Nanostructured Thin Film Metallic GLASSes with superior mechanical/Electrical properties – EGLASS

Thin Film Metallic Glasses (TFMGs) are an emerging class of materials, with the potential to realize exceptional combinations of mechanical and electrical properties so far unachievable by conventional crystalline alloys. Specifically, TFMGs are characterized by the lack of long-range atomic periodicity together with the absence of defects common to crystalline materials, resulting in outstanding mechanical properties and metallic electrical conductivity and making them interesting candidates within the growing domain of stretchable electronics. Despite these potential applications, the synthesis of advanced TFMGs with engineered microstructure and the understanding of their mechanical/electrical properties is barely tackled, requiring the development of novel strategies for their synthesis and cutting-edge techniques for sub-micrometer scale characterization.

In this context, the EGLASS project aims to develop advanced TFMGs with tailored nanoscale design such as interfaces with large free-volume, cluster-assembled structures, multilayers and amorphous films with embedded nanocrystals resulting in outstanding combination of mechanical/electrical properties. Cutting-edge in situ characterization techniques including compression of micropillars and measurement of local electrical properties combined with advanced structural characterization (HRTEM/APT) will be employed to grasp the fundamental physical behaviour and understand the connection between the structure and mechanical/electrical properties. The project will merge the unique expertise of LSPM (sputtering deposition and in situ mechanical characterization, Ab initio molecular dynamics simulations) and KIT (advanced synthesis routes, structural/electrical characterization) fostering the application of TFMGs as future materials for stretchable electronics.

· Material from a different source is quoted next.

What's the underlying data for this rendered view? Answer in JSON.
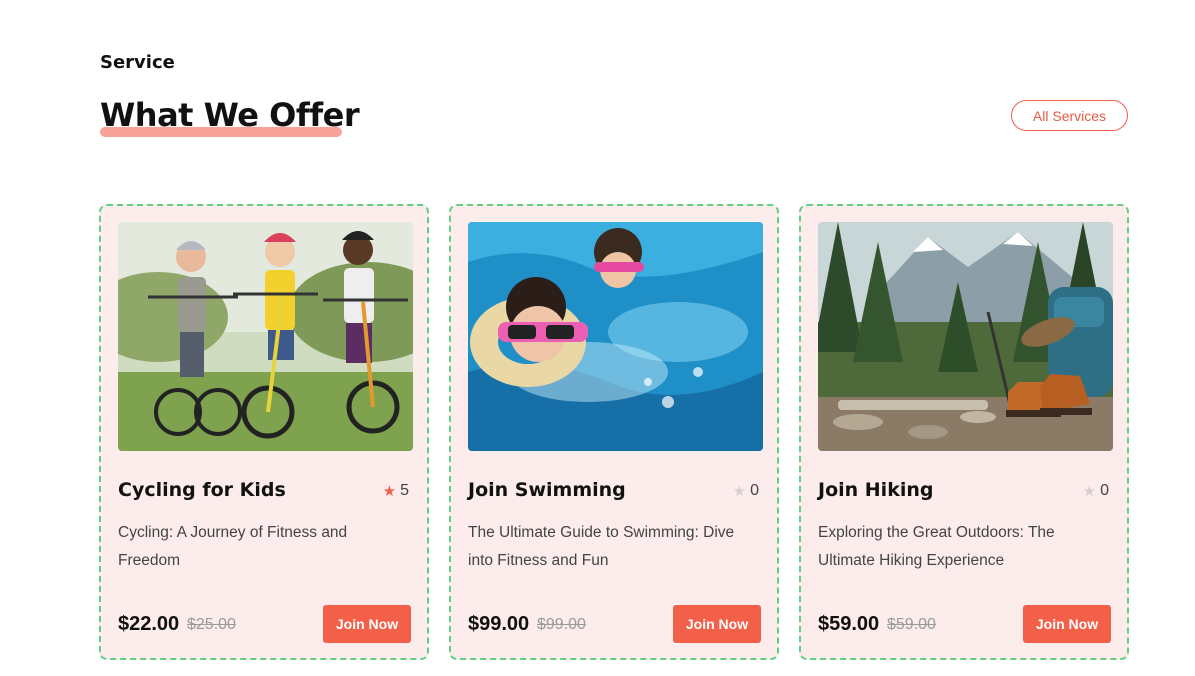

The joint French-German team merges the recognized expertise in different fields of materials science and their deep knowledge of metallic glasses and thin films. In a close cooperation, the teams will investigate the following fundamental issues of TFMGs: (i) synthesis of novel TFMGs architectures, (ii) microscale mechanical/electrical properties, (iii) relation composition-microstructure-mechanical/electrical properties focusing on key parameters to increase mechanical properties and electrical conductivity, (iv) use of TFMGs for stretchable electronics combining together adhesion, stretchability, conductivity.